I’m in my late 30s, I’m overweight, and not what anyone would call “limber.” I’ve been getting back in the gym, but I’m worried in my current state I might hurt myself unless I get a good stretch in. Which is more effective: Stretching before, or after my workouts?
For many, many years, the conventional wisdom suggested that stretching before working out was the best way to prevent injury. Going even further than that, the type of stretching most commonly associated with this school of thought was called “static stretching,” i.e., the kind of stretch where you hold a position for a set length of time, like when you reach down to touch your toes.

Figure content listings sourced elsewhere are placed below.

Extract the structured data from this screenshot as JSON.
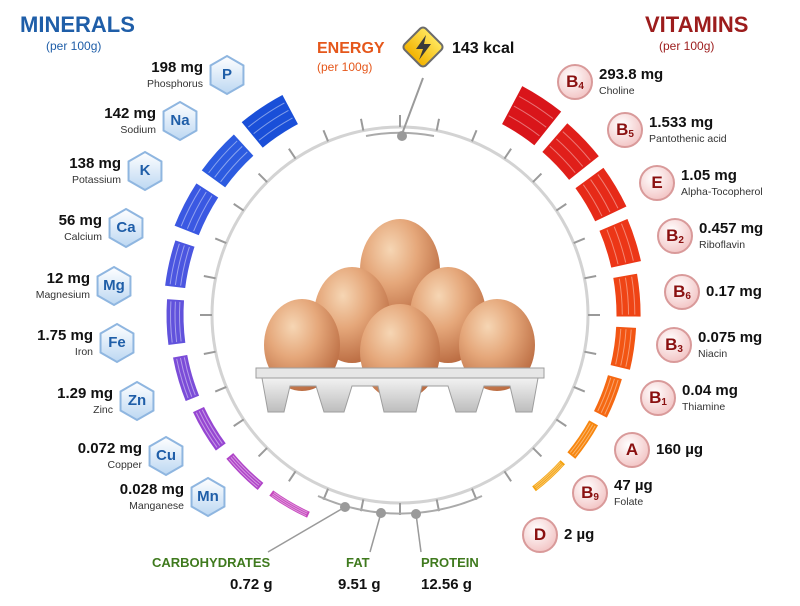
{
  "minerals": {
    "title": "MINERALS",
    "subtitle": "(per 100g)",
    "items": [
      {
        "symbol": "P",
        "amount": "198 mg",
        "name": "Phosphorus",
        "level": 1.0
      },
      {
        "symbol": "Na",
        "amount": "142 mg",
        "name": "Sodium",
        "level": 0.87
      },
      {
        "symbol": "K",
        "amount": "138 mg",
        "name": "Potassium",
        "level": 0.78
      },
      {
        "symbol": "Ca",
        "amount": "56 mg",
        "name": "Calcium",
        "level": 0.6
      },
      {
        "symbol": "Mg",
        "amount": "12 mg",
        "name": "Magnesium",
        "level": 0.5
      },
      {
        "symbol": "Fe",
        "amount": "1.75 mg",
        "name": "Iron",
        "level": 0.42
      },
      {
        "symbol": "Zn",
        "amount": "1.29 mg",
        "name": "Zinc",
        "level": 0.35
      },
      {
        "symbol": "Cu",
        "amount": "0.072 mg",
        "name": "Copper",
        "level": 0.25
      },
      {
        "symbol": "Mn",
        "amount": "0.028 mg",
        "name": "Manganese",
        "level": 0.17
      }
    ],
    "colors": [
      "#1a4fd8",
      "#2c5be0",
      "#3a58e2",
      "#4b56e0",
      "#6152dc",
      "#7b4cd8",
      "#9646d2",
      "#b044c8",
      "#c646be"
    ]
  },
  "vitamins": {
    "title": "VITAMINS",
    "subtitle": "(per 100g)",
    "items": [
      {
        "letter": "B",
        "sub": "4",
        "amount": "293.8 mg",
        "name": "Choline",
        "level": 1.0
      },
      {
        "letter": "B",
        "sub": "5",
        "amount": "1.533 mg",
        "name": "Pantothenic acid",
        "level": 0.88
      },
      {
        "letter": "E",
        "sub": "",
        "amount": "1.05 mg",
        "name": "Alpha-Tocopherol",
        "level": 0.8
      },
      {
        "letter": "B",
        "sub": "2",
        "amount": "0.457 mg",
        "name": "Riboflavin",
        "level": 0.7
      },
      {
        "letter": "B",
        "sub": "6",
        "amount": "0.17 mg",
        "name": "",
        "level": 0.55
      },
      {
        "letter": "B",
        "sub": "3",
        "amount": "0.075 mg",
        "name": "Niacin",
        "level": 0.45
      },
      {
        "letter": "B",
        "sub": "1",
        "amount": "0.04 mg",
        "name": "Thiamine",
        "level": 0.32
      },
      {
        "letter": "A",
        "sub": "",
        "amount": "160 µg",
        "name": "",
        "level": 0.22
      },
      {
        "letter": "B",
        "sub": "9",
        "amount": "47 µg",
        "name": "Folate",
        "level": 0.12
      },
      {
        "letter": "D",
        "sub": "",
        "amount": "2 µg",
        "name": "",
        "level": 0.0
      }
    ],
    "colors": [
      "#d9151a",
      "#e01f1a",
      "#e62a18",
      "#ec3617",
      "#ef4415",
      "#f25513",
      "#f56812",
      "#f7860f",
      "#f4a20d",
      "#f0b80c"
    ]
  },
  "energy": {
    "title": "ENERGY",
    "subtitle": "(per 100g)",
    "value": "143 kcal",
    "icon": "lightning-icon"
  },
  "macros": [
    {
      "name": "CARBOHYDRATES",
      "value": "0.72 g"
    },
    {
      "name": "FAT",
      "value": "9.51 g"
    },
    {
      "name": "PROTEIN",
      "value": "12.56 g"
    }
  ],
  "illustration": "eggs-in-carton"
}
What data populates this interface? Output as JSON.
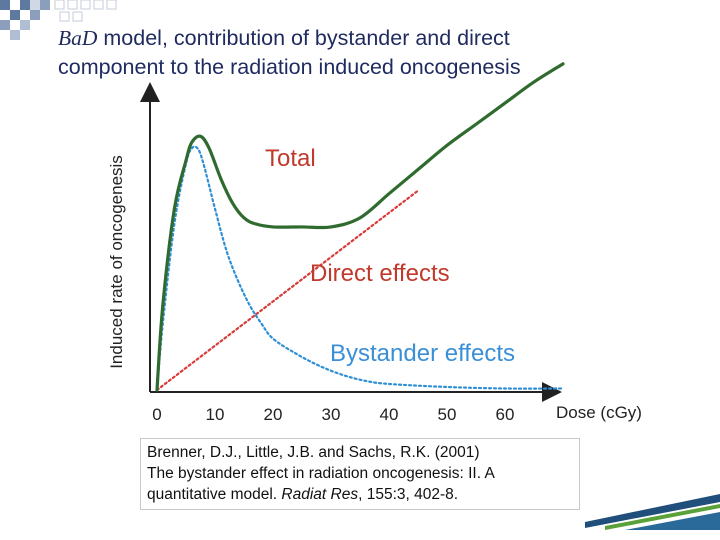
{
  "title": {
    "prefix": "BaD",
    "rest_line1": " model, contribution of bystander and direct",
    "line2": "component to the radiation induced oncogenesis"
  },
  "chart_data": {
    "type": "line",
    "xlabel": "Dose (cGy)",
    "ylabel": "Induced rate of oncogenesis",
    "xticks": [
      "0",
      "10",
      "20",
      "30",
      "40",
      "50",
      "60"
    ],
    "xlim": [
      0,
      70
    ],
    "ylim": [
      0,
      100
    ],
    "grid": false,
    "series": [
      {
        "name": "Total",
        "color": "#2f6b2f",
        "style": "solid",
        "x": [
          0,
          1,
          3,
          5,
          6,
          7.5,
          9,
          11,
          13,
          15,
          17,
          20,
          25,
          30,
          35,
          40,
          45,
          50,
          55,
          60,
          65,
          70
        ],
        "y": [
          0,
          28,
          60,
          76,
          82,
          84,
          80,
          70,
          62,
          57,
          55,
          54,
          54,
          54,
          57,
          65,
          73,
          81,
          88,
          95,
          102,
          108
        ]
      },
      {
        "name": "Direct effects",
        "color": "#d93a3a",
        "style": "dotted",
        "x": [
          0,
          45
        ],
        "y": [
          0,
          66
        ]
      },
      {
        "name": "Bystander effects",
        "color": "#2f8fd6",
        "style": "dotted",
        "x": [
          0,
          1,
          3,
          5,
          6,
          7,
          8,
          10,
          12,
          14,
          16,
          18,
          20,
          24,
          28,
          32,
          36,
          40,
          50,
          60,
          70
        ],
        "y": [
          0,
          22,
          55,
          75,
          80,
          80,
          75,
          60,
          46,
          36,
          28,
          22,
          17,
          12,
          8,
          5,
          3,
          2,
          1,
          0.5,
          0.5
        ]
      }
    ],
    "annotations": [
      {
        "text": "Total",
        "color": "#c0392b"
      },
      {
        "text": "Direct effects",
        "color": "#c0392b"
      },
      {
        "text": "Bystander effects",
        "color": "#3a8fd6"
      }
    ]
  },
  "citation": {
    "line1": "Brenner,  D.J.,  Little,  J.B.  and  Sachs,  R.K.  (2001)",
    "line2": "The bystander effect in radiation oncogenesis: II. A",
    "line3_pre": "quantitative model. ",
    "journal": "Radiat Res",
    "line3_post": ", 155:3, 402-8."
  },
  "colors": {
    "title": "#1f2a5e",
    "corner_squares": "#3e5f8f",
    "footer_stripe": "#1f4f7a",
    "footer_green": "#5aa13a"
  }
}
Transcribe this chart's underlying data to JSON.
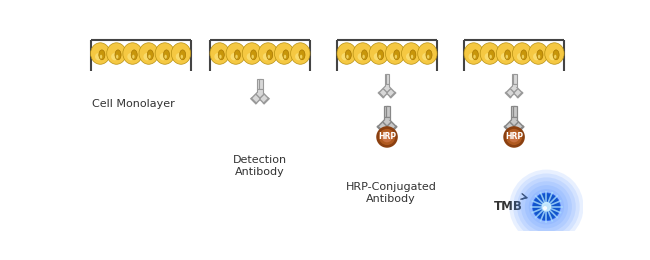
{
  "background_color": "#ffffff",
  "fig_width": 6.5,
  "fig_height": 2.6,
  "labels": {
    "cell_monolayer": "Cell Monolayer",
    "detection_antibody": "Detection\nAntibody",
    "hrp_conjugated": "HRP-Conjugated\nAntibody",
    "tmb": "TMB",
    "hrp": "HRP"
  },
  "label_fontsize": 8.0,
  "cell_color_outer": "#f5c842",
  "cell_color_inner": "#c8960a",
  "cell_color_light": "#fde98a",
  "antibody_body_color": "#d0d0d0",
  "antibody_outline_color": "#888888",
  "hrp_color": "#8B4010",
  "hrp_color2": "#b05a20",
  "tray_color": "#444444",
  "tmb_blue": "#2277ff",
  "tmb_light": "#88ccff",
  "tmb_white": "#ddeeff"
}
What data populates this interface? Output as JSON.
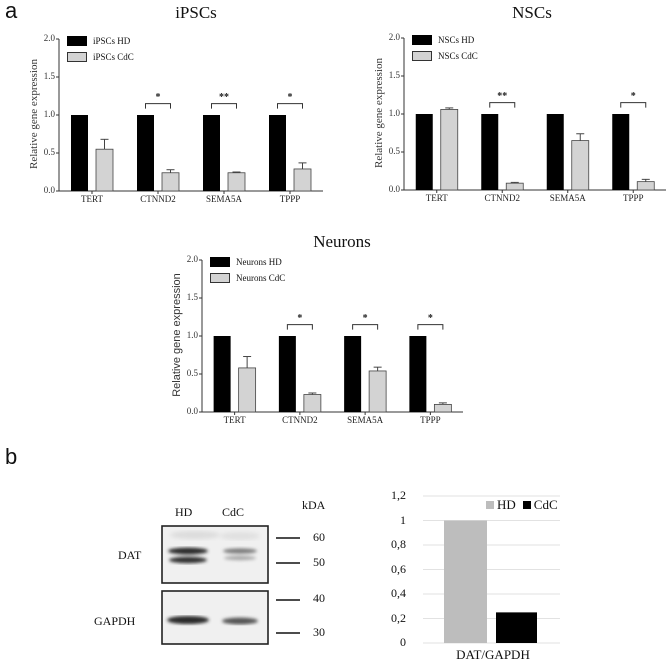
{
  "panel_a": {
    "letter": "a",
    "ylabel": "Relative gene expression",
    "yticks": [
      "2.0",
      "1.5",
      "1.0",
      "0.5",
      "0.0"
    ],
    "categories": [
      "TERT",
      "CTNND2",
      "SEMA5A",
      "TPPP"
    ]
  },
  "panel_b": {
    "letter": "b",
    "blot": {
      "lanes": [
        "HD",
        "CdC"
      ],
      "rows": [
        "DAT",
        "GAPDH"
      ],
      "kda_label": "kDA",
      "markers": [
        "60",
        "50",
        "40",
        "30"
      ]
    }
  },
  "colors": {
    "hd": "#000000",
    "cdc": "#d3d3d3",
    "b_hd": "#bdbdbd",
    "b_cdc": "#000000"
  },
  "chart_data": [
    {
      "type": "bar",
      "title": "iPSCs",
      "xlabel": "",
      "ylabel": "Relative gene expression",
      "ylim": [
        0,
        2.0
      ],
      "yticks": [
        0.0,
        0.5,
        1.0,
        1.5,
        2.0
      ],
      "categories": [
        "TERT",
        "CTNND2",
        "SEMA5A",
        "TPPP"
      ],
      "series": [
        {
          "name": "iPSCs HD",
          "values": [
            1.0,
            1.0,
            1.0,
            1.0
          ],
          "errors": [
            0,
            0,
            0,
            0
          ]
        },
        {
          "name": "iPSCs CdC",
          "values": [
            0.55,
            0.24,
            0.24,
            0.29
          ],
          "errors": [
            0.13,
            0.04,
            0.01,
            0.08
          ]
        }
      ],
      "significance": [
        "",
        "*",
        "**",
        "*"
      ],
      "legend_position": "top-left",
      "grid": false
    },
    {
      "type": "bar",
      "title": "NSCs",
      "xlabel": "",
      "ylabel": "Relative gene expression",
      "ylim": [
        0,
        2.0
      ],
      "yticks": [
        0.0,
        0.5,
        1.0,
        1.5,
        2.0
      ],
      "categories": [
        "TERT",
        "CTNND2",
        "SEMA5A",
        "TPPP"
      ],
      "series": [
        {
          "name": "NSCs HD",
          "values": [
            1.0,
            1.0,
            1.0,
            1.0
          ],
          "errors": [
            0,
            0,
            0,
            0
          ]
        },
        {
          "name": "NSCs CdC",
          "values": [
            1.06,
            0.09,
            0.65,
            0.11
          ],
          "errors": [
            0.02,
            0.01,
            0.09,
            0.03
          ]
        }
      ],
      "significance": [
        "",
        "**",
        "",
        "*"
      ],
      "legend_position": "top-left",
      "grid": false
    },
    {
      "type": "bar",
      "title": "Neurons",
      "xlabel": "",
      "ylabel": "Relative gene expression",
      "ylim": [
        0,
        2.0
      ],
      "yticks": [
        0.0,
        0.5,
        1.0,
        1.5,
        2.0
      ],
      "categories": [
        "TERT",
        "CTNND2",
        "SEMA5A",
        "TPPP"
      ],
      "series": [
        {
          "name": "Neurons HD",
          "values": [
            1.0,
            1.0,
            1.0,
            1.0
          ],
          "errors": [
            0,
            0,
            0,
            0
          ]
        },
        {
          "name": "Neurons CdC",
          "values": [
            0.58,
            0.23,
            0.54,
            0.1
          ],
          "errors": [
            0.15,
            0.02,
            0.05,
            0.02
          ]
        }
      ],
      "significance": [
        "",
        "*",
        "*",
        "*"
      ],
      "legend_position": "top-left",
      "grid": false
    },
    {
      "type": "bar",
      "title": "",
      "xlabel": "DAT/GAPDH",
      "ylabel": "",
      "ylim": [
        0,
        1.2
      ],
      "yticks": [
        "0",
        "0,2",
        "0,4",
        "0,6",
        "0,8",
        "1",
        "1,2"
      ],
      "categories": [
        "DAT/GAPDH"
      ],
      "series": [
        {
          "name": "HD",
          "values": [
            1.0
          ]
        },
        {
          "name": "CdC",
          "values": [
            0.25
          ]
        }
      ],
      "legend_position": "top-right",
      "grid": true
    }
  ]
}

These days, however, the thinking on stretching has evolved to suggest that perhaps stretching before a workout isn’t the preventative boon the sports medicine community once thought it was. In fact, new research suggests that pre-workout stretches has little to no effect on the body’s ability to prevent injury. In addition, studies have been conducted that show that static stretching in particular may also cause a reduction in performance, weaken the muscle fibers and reduce overall body strength. As such, the best stretching you can do to increase power, speed, flexibility and prevent injury is more regular stretching outside of the gym — like at home, on an off day.
Now, it’s important to take all of this with a grain of salt, because there are many in the exercise and sports communities who swear by pre-workout stretching. But even so, most would agree that static stretching is over and done with, and that dynamic stretching (i.e., repetitive movement within your full range of motion) and Proprioceptive Neuromuscular Facilitation (i.e., holding, extending and contracting a muscle group repeatedly) are the pre-workout and maintenance stretching du jour.
Regardless, far more universally agreed upon is that the best thing you can do (even in lieu of stretching entirely) to prevent injury prior to working out is getting in a proper warm-up, either with some light sets on the free weights, or 10 minutes on a cardio machine, both of which can activate the muscles without over-stretching them, making them more pliable.
As for stretching after a workout? Yeah, definitely do it. Besides preventing tightness, stretching after working out can improve circulation, and reduce the amount of lactic acid in your muscles that cause soreness.
Of course, IMHO, nothing beats a hot-ass sauna followed by a chilly-ass dip in a cold bath when it comes to preventing post-workout soreness. But what do I know?